Hundred Dollar Bill
"But that's a hundred-dollar bill. I take that an' try to change it and the white folks'll want to know my whole life's history." She snorted. "They want to know where I was born, where I work, and where I been for the last six months, and when I tell 'em they still gonna think I stole it. Ain't you got nothing smaller?" -Mary (Ellison, 325)
This quote seems of little importance to the book as a whole but to black people it was their life. A black person having a hundred dollar bill in their hand would be looked at weird. White people are the ones that have the great jobs and make the big bucks. A black person with that kind of money is thought to have stolen the money, when in reality (in this case, anyway) they didn't. It is sad how the society will look at Mary when she spends the money. Will she be taken to jail? Laughed at? Ridiculed?
She also tells the narrator two paragraphs later that she is "going to keep part of it for [her]self and the rest [she] is going to save for [him]." (Ellison, 325).
She will always be there for the narrator even after he moves out and doesn't tell her where he is going.
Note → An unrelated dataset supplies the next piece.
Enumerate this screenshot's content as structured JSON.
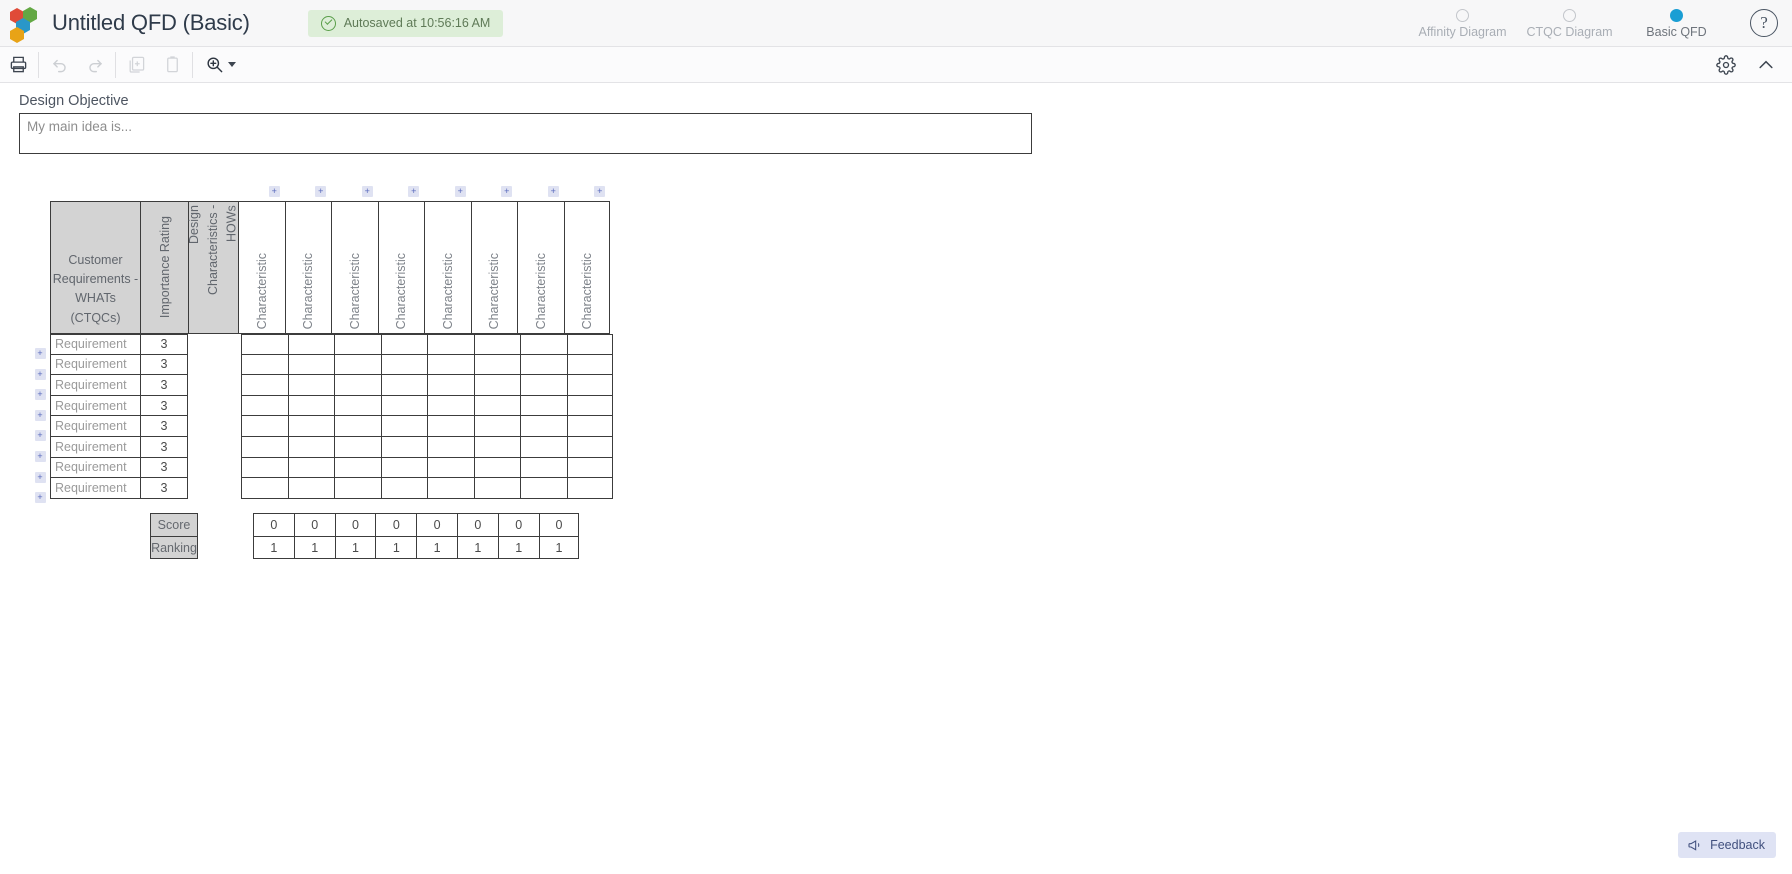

That is a great quality in a person and very hard to find.
It's odd to think that this type of behavior existed not all that long ago. While the book didn't actually happen, the situations described are definitely possible, and similar situations probably did happen.
I think Mary is such a great person in order to show that the Brotherhood was going to be something that didn't turn out all that great. He has to leave the kindness of one of the only people to show him kindness.